Parmi les participants il y avait aussi des dirigeants d’entreprises plus grandes. On aura les jours suivants l’opportunité de visiter certaines d'entre elles, en s’engageant dans des voies secondaires (en terre battue, avec, à certains endroits, comme des pavés en bouteilles de plastique écrasées, ou bien « à dos d' âne », avec de profondes dépressions - parfois inondées – qu’il faut descendre et remonter). L’une des entreprises gère un laboratoire d'analyses médicales (et bientôt un autre dans une petite ville de l’intérieur), avec un niveau d’exigence à laquelle je ne m'attendais pas, et en plus, elle importe et distribue des produits sanitaires dans tout le pays (également à des organisations internationales qui opèrent dans le malheureux Est, affligé depuis des décennies par une guerre civile féroce et maintenant aussi par le virus Ebola). Une autre entreprise construit de manière professionnelle sur de petites et très chères parcelles de terrain à bâtir de cette mégapole compliquée; les nouvelles maisons s'élèvent au-dessus d’une mer de cabanes et de barraques, qui, nous l'espérons, pourront elles aussi, tôt ou tard, se développer et se consolider. Une autre - encore en phase de consolidation - transporte des produits agricoles depuis des zones semi-isolées de l'intérieur vers la ville, en s'aventurant dans des routes en mauvais état avec deux anciens et glorieux camions Mercedes repeints à neuf; leurs moteurs ont été trouvés sur le marché européen de l'occasion par les partenaires espagnols qui ont souhaité donner sa chance au projet; entre autorisations et transport maritime il aura fallu un an pour les faire parvenir, ce qui nous en dit long sur la difficulté de gérer des entreprises sous certaines latitudes.
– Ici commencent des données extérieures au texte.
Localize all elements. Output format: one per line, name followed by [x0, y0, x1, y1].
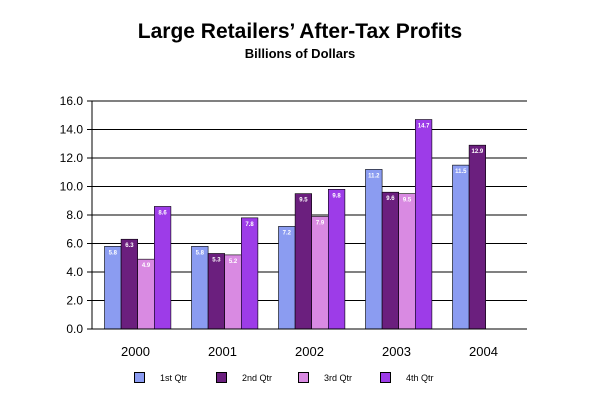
bar-1st-qtr-2003 [365, 169, 383, 330]
y-tick-label: 0.0 [66, 322, 83, 336]
x-tick-label: 2002 [295, 344, 324, 359]
bar-3rd-qtr-2003 [398, 193, 416, 330]
data-label: 7.8 [245, 222, 254, 228]
chart-title: Large Retailers’ After-Tax Profits [137, 20, 463, 43]
data-label: 7.9 [316, 220, 325, 226]
bar-1st-qtr-2002 [278, 226, 296, 330]
data-label: 8.6 [158, 210, 167, 216]
bar-4th-qtr-2002 [327, 189, 346, 330]
data-label: 14.7 [418, 124, 430, 130]
bar-2nd-qtr-2002 [294, 193, 313, 330]
data-label: 5.8 [109, 250, 118, 256]
bar-3rd-qtr-2001 [224, 254, 242, 330]
bar-1st-qtr-2000 [104, 246, 122, 330]
data-label: 11.2 [368, 173, 380, 179]
y-tick-label: 6.0 [66, 237, 83, 251]
data-label: 6.3 [125, 243, 134, 249]
legend-label-4th-qtr: 4th Qtr [406, 373, 434, 383]
legend-label-1st-qtr: 1st Qtr [160, 373, 188, 383]
x-tick-label: 2004 [469, 344, 498, 359]
data-label: 9.6 [386, 196, 395, 202]
data-label: 7.2 [283, 230, 292, 236]
bar-3rd-qtr-2000 [137, 258, 155, 330]
legend-swatch-4th-qtr [380, 372, 391, 383]
data-label: 5.3 [212, 257, 221, 263]
bar-4th-qtr-2000 [154, 206, 172, 330]
data-label: 9.5 [299, 198, 308, 204]
data-label: 9.5 [403, 198, 412, 204]
y-tick-label: 16.0 [60, 94, 84, 108]
data-label: 4.9 [142, 263, 151, 269]
bar-3rd-qtr-2002 [311, 216, 329, 330]
bar-2nd-qtr-2001 [207, 253, 226, 330]
legend-swatch-1st-qtr [134, 372, 145, 383]
y-tick-label: 10.0 [60, 180, 84, 194]
data-label: 5.8 [196, 250, 205, 256]
bar-1st-qtr-2004 [452, 164, 470, 330]
bar-4th-qtr-2001 [241, 217, 259, 330]
y-tick-label: 14.0 [60, 123, 84, 137]
data-label: 11.5 [455, 169, 467, 175]
x-tick-label: 2000 [121, 344, 150, 359]
x-tick-label: 2003 [382, 344, 411, 359]
bar-1st-qtr-2001 [191, 246, 209, 330]
bar-2nd-qtr-2003 [381, 191, 400, 330]
data-label: 5.2 [229, 259, 238, 265]
data-label: 9.8 [332, 193, 341, 199]
legend: 1st Qtr 2nd Qtr 3rd Qtr 4th Qtr [0, 371, 600, 387]
x-tick-label: 2001 [208, 344, 237, 359]
y-tick-label: 2.0 [66, 294, 83, 308]
legend-swatch-3rd-qtr [298, 372, 309, 383]
bar-4th-qtr-2003 [414, 119, 433, 330]
bar-2nd-qtr-2004 [468, 144, 487, 330]
y-tick-label: 8.0 [66, 208, 83, 222]
legend-label-3rd-qtr: 3rd Qtr [324, 373, 353, 383]
bar-2nd-qtr-2000 [120, 238, 138, 330]
legend-swatch-2nd-qtr [216, 372, 227, 383]
legend-label-2nd-qtr: 2nd Qtr [242, 373, 273, 383]
data-label: 12.9 [472, 149, 484, 155]
y-tick-label: 4.0 [66, 265, 83, 279]
y-tick-label: 12.0 [60, 151, 84, 165]
chart-subtitle: Billions of Dollars [244, 46, 356, 61]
De retour à l'aéroport, nous parvenons à échapper à la curiosité pointilleuse de la police de la circulation, toujours à l’affût de trouver - que sais-je? - un miroir fissuré, alors que les véhicules roulent ici sans phares. Mais cela suffit pour pouvoir négocier quelques dollars avec les automobilistes, ce qui ne remontera guère à l'institution compétente (j'ai dit « dollars » et non « francs congolais », car ceux-ci ne sont utilisés que pour des affaires mineures). Par contre nous rencontrons un spécimen du célèbre agent robot (de conception et de production congolaise) qui ouvre ou ferme les bras pour réguler le trafic chaotique aux intersections.
Je pense à cette partie de notre communauté mondiale, avec sa population si pauvre mais si riche, riche non seulement en ressources naturelles (trop nombreuses, d'où beaucoup de ses problèmes), mais aussi en capital humain (si vous ne connaissez pas certaines fonctions de votre smartphone, le premier jeune qui passe ici pourrait vous donner un cours de remise à niveau rapide), riche aussi en générosité. Certaines caractéristiques, individuelles et collectives, font défaut. L'Économie de Communion peut en apporter une bonne dose. Et aussi un peu de lumière.